Je me fixe une seconde dans le miroir, prends une grand inspiration et les fais entrer.
Iris est cachée derrière la carrure imposante de Paul, petite souris appréhendant la gueule d'un gros chat.

« Bienvenue... Je viens d'emménager alors il reste quelques cartons... Désolée. bredouillai-je, esquissant de grands gestes pour imager mes propos.

-Pas de problème... C'est déjà adorable de nous accueillir H... commence Paul.

-Oui, un énorme merci... On est gênés de devoir te demander ça... poursuit Iris.

-Aucun problème ! Ne vous en faites pas ! »

Ma voix était sûrement trop enthousiasme, je suis rongée par le malaise et le stress. Je n'arrive même plus à me contrôler, cet homme va me rendre dingue.

« Venez, je vous ai installés dans ma chambre... Vous serez mieux. »

D'un même élan, ils s'exclament en cœur :

« Surtout pas ! Garde ta chambre ! »

Leur empressement simultané me fait rester sans voix. Ils ont tous deux fait un pas en avant pour me rattraper.

« J'insiste, je me lève très tôt et ça sera plus confortable pour vous... »

Je ne leur laisse pas le choix en saisissant la valise d'Iris puis les guide jusqu'à ma chambre. J'ai changé les draps à toute vitesse et remis de l'ordre grossièrement.

« N'hésitez pas à utiliser la salle de bain quand vous le souhaitez, vos serviettes de bain sont posées sur le meuble. leur expliquai-je en frottant mes mains nerveusement.

-Merci infiniment H. » répond Paul, un sourire chaleureux faisant pétiller ses yeux bleus.

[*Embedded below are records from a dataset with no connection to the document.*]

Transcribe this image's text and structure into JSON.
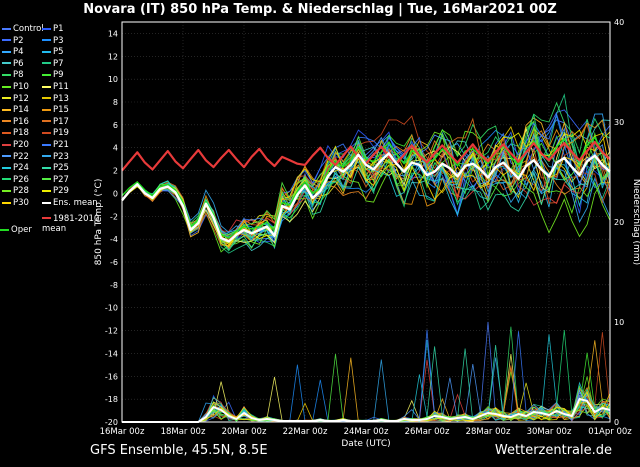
{
  "title": "Novara  (IT)  850 hPa Temp. & Niederschlag | Tue, 16Mar2021 00Z",
  "footer": {
    "left": "GFS Ensemble, 45.5N, 8.5E",
    "right": "Wetterzentrale.de"
  },
  "colors": {
    "background": "#000000",
    "ens_mean": "#ffffff",
    "climate_mean": "#e83a3a",
    "oper": "#22dd22"
  },
  "legend": [
    {
      "name": "Control",
      "color": "#4b7bff"
    },
    {
      "name": "P1",
      "color": "#2d5cff"
    },
    {
      "name": "P2",
      "color": "#3c6cff"
    },
    {
      "name": "P3",
      "color": "#1e90ff"
    },
    {
      "name": "P4",
      "color": "#33aaff"
    },
    {
      "name": "P5",
      "color": "#22bbee"
    },
    {
      "name": "P6",
      "color": "#44cccc"
    },
    {
      "name": "P7",
      "color": "#22cc88"
    },
    {
      "name": "P8",
      "color": "#33dd66"
    },
    {
      "name": "P9",
      "color": "#44ee33"
    },
    {
      "name": "P10",
      "color": "#66ee22"
    },
    {
      "name": "P11",
      "color": "#ffff66"
    },
    {
      "name": "P12",
      "color": "#eeee22"
    },
    {
      "name": "P13",
      "color": "#e6c800"
    },
    {
      "name": "P14",
      "color": "#ffbb22"
    },
    {
      "name": "P15",
      "color": "#ee9911"
    },
    {
      "name": "P16",
      "color": "#ee8822"
    },
    {
      "name": "P17",
      "color": "#e07020"
    },
    {
      "name": "P18",
      "color": "#e05a20"
    },
    {
      "name": "P19",
      "color": "#d04a20"
    },
    {
      "name": "P20",
      "color": "#e04040"
    },
    {
      "name": "P21",
      "color": "#3a7aff"
    },
    {
      "name": "P22",
      "color": "#4d9cff"
    },
    {
      "name": "P23",
      "color": "#33aaee"
    },
    {
      "name": "P24",
      "color": "#22ccdd"
    },
    {
      "name": "P25",
      "color": "#33ddaa"
    },
    {
      "name": "P26",
      "color": "#22dd77"
    },
    {
      "name": "P27",
      "color": "#55ee44"
    },
    {
      "name": "P28",
      "color": "#77ee22"
    },
    {
      "name": "P29",
      "color": "#eeee00"
    },
    {
      "name": "P30",
      "color": "#ffd700"
    },
    {
      "name": "Ens. mean",
      "color": "#ffffff"
    }
  ],
  "legend_extra": {
    "climate": "1981-2010\nmean",
    "oper": "Oper"
  },
  "chart_data": {
    "type": "line",
    "xlabel": "Date (UTC)",
    "ylabel_left": "850 hPa Temp. (°C)",
    "ylabel_right": "Niederschlag (mm)",
    "x_ticks": [
      "16Mar 00z",
      "18Mar 00z",
      "20Mar 00z",
      "22Mar 00z",
      "24Mar 00z",
      "26Mar 00z",
      "28Mar 00z",
      "30Mar 00z",
      "01Apr 00z"
    ],
    "x_range_days": [
      0,
      16
    ],
    "ylim_left": [
      -20,
      15
    ],
    "ylim_right": [
      0,
      40
    ],
    "y_ticks_left": [
      14,
      12,
      10,
      8,
      6,
      4,
      2,
      0,
      -2,
      -4,
      -6,
      -8,
      -10,
      -12,
      -14,
      -16,
      -18,
      -20
    ],
    "y_ticks_right": [
      40,
      30,
      20,
      10,
      0
    ],
    "grid": true,
    "step_hours": 6,
    "ens_mean_temp": [
      -0.6,
      0.2,
      0.8,
      0.0,
      -0.4,
      0.4,
      0.6,
      0.1,
      -1.1,
      -3.2,
      -2.6,
      -0.9,
      -2.1,
      -3.9,
      -4.2,
      -3.6,
      -3.2,
      -3.5,
      -3.2,
      -2.9,
      -3.7,
      -1.1,
      -1.4,
      -0.1,
      0.7,
      -0.4,
      0.2,
      1.5,
      2.3,
      1.9,
      2.5,
      3.4,
      2.5,
      2.1,
      2.9,
      3.5,
      2.6,
      1.9,
      2.7,
      2.5,
      1.6,
      1.9,
      2.6,
      2.2,
      1.5,
      2.4,
      2.6,
      2.1,
      1.4,
      2.3,
      2.7,
      2.0,
      1.3,
      2.4,
      2.9,
      2.1,
      1.5,
      2.7,
      3.1,
      2.3,
      1.6,
      2.8,
      3.3,
      2.5,
      1.9
    ],
    "climate_mean_temp": [
      2.0,
      2.8,
      3.6,
      2.7,
      2.1,
      2.9,
      3.7,
      2.8,
      2.2,
      3.0,
      3.8,
      2.9,
      2.3,
      3.1,
      3.8,
      3.0,
      2.3,
      3.2,
      3.9,
      3.0,
      2.4,
      3.2,
      2.9,
      2.6,
      2.5,
      3.3,
      4.0,
      3.1,
      2.5,
      3.3,
      4.1,
      3.2,
      2.6,
      3.4,
      4.1,
      3.2,
      2.6,
      3.4,
      4.2,
      3.3,
      2.7,
      3.5,
      4.2,
      3.4,
      2.7,
      3.5,
      4.3,
      3.4,
      2.8,
      3.6,
      4.3,
      3.5,
      2.8,
      3.6,
      4.4,
      3.5,
      2.9,
      3.7,
      4.4,
      3.6,
      2.9,
      3.7,
      4.5,
      3.6,
      3.0
    ],
    "ens_mean_precip": [
      0,
      0,
      0,
      0,
      0,
      0,
      0,
      0,
      0,
      0,
      0,
      0.5,
      1.5,
      1.2,
      0.6,
      0.3,
      0.9,
      0.4,
      0.2,
      0.3,
      0.2,
      0.1,
      0.1,
      0.1,
      0.1,
      0.1,
      0.2,
      0.1,
      0.1,
      0.2,
      0.1,
      0.1,
      0.1,
      0.1,
      0.2,
      0.1,
      0.1,
      0.3,
      0.2,
      0.2,
      0.3,
      0.6,
      0.5,
      0.3,
      0.4,
      0.5,
      0.3,
      0.6,
      0.9,
      0.8,
      0.6,
      0.5,
      0.8,
      0.6,
      1.0,
      0.9,
      0.7,
      1.1,
      0.8,
      0.6,
      2.3,
      2.1,
      1.0,
      1.4,
      1.2
    ],
    "oper_temp": [
      -0.2,
      0.5,
      1.0,
      0.3,
      -0.2,
      0.6,
      0.8,
      0.3,
      -0.8,
      -2.9,
      -2.3,
      -0.7,
      -1.9,
      -3.6,
      -3.9,
      -3.3,
      -2.9,
      -3.1,
      -2.9,
      -2.5,
      -3.3,
      -0.8,
      -1.0,
      0.2,
      1.0,
      0.0,
      0.5,
      1.9,
      2.8,
      2.3,
      2.9,
      4.1,
      3.0,
      2.8,
      3.6,
      4.5,
      3.4,
      2.6,
      3.7,
      3.5,
      2.6,
      3.0,
      3.9,
      3.3,
      2.4,
      3.7,
      3.9,
      3.3,
      2.6,
      3.5,
      4.2,
      3.2,
      2.5,
      3.6,
      4.6,
      3.5,
      2.8,
      4.1,
      4.8,
      3.5,
      2.9,
      4.2,
      4.9,
      3.6,
      3.1
    ]
  }
}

Je hausse les épaules et quitte la pièce, prétextant les laisser s'installer alors qu'une acidité dévorait mon estomac lorsque je commençais à me perdre dans son regard envoûtant.
Néanmoins, une vague de colère s'engouffre en moi. À cet instant, je me déteste d'avoir déménagé dans la même ville que cet homme, d'avoir postulé pour ce job et être évidemment tombée sur son appartement mais surtout d'avoir accepté de les héberger lui et sa copine. Pourtant, tout ceci n'est pas ce qui m'agace le plus mais bien ces petits jeux de regards qu'il essaie d'entretenir avec moi.

« Je peux t'aider à préparer le repas ? »

Le son de sa voix me sort brutalement de ma rêverie. Mes mains se sont serrées sur le plan de travail.

« Euh ouais... Bien sûr. J'avais prévu de faire pâte bolo, ça te va ? Iris aime ?

-C'est parfait ! Elle adore ! »

Il relève les manches de sa chemise et découvre alors ses avant-bras sillonnés de veines, me laissant percevoir un tatouage bracelet que je ne connais pas un peu avant son coude.

« C'est un nouveau... Tu te souviens que j'avais pour objectif de le faire ? m'explique-t-il, sûrement interpellé par mon indiscrétion.

-Ah, non je ne me souvenais plus mais il est joli. »

J'ai pris ma voix la plus neutre possible, bien sûr que je me souvenais du désir qu'il portait à ce tatouage... Je ne sais combien de fois il me l'a répété.
Il semble un peu déçu, et sa réaction me réchauffe le cœur comme jamais; signe que je compte encore un tout petit peu à ses yeux.

« Tu peux couper ces tomates ? » lui demandai-je en tendant trois gros légumes bien rouge en sa direction.

Il se met aussitôt au travail, le visage concentré sur chacun de ses gestes. Je profite de cette implication pour le détailler un instant, le corps toujours bien sculpté et le visage si minutieux... Ses lèvres retroussées, ses longs cils et ses cheveux relevés à l'aide d'un gel léger, il n'a pas changé depuis qu'on s'est quittés... Seulement grandi, je l'espère.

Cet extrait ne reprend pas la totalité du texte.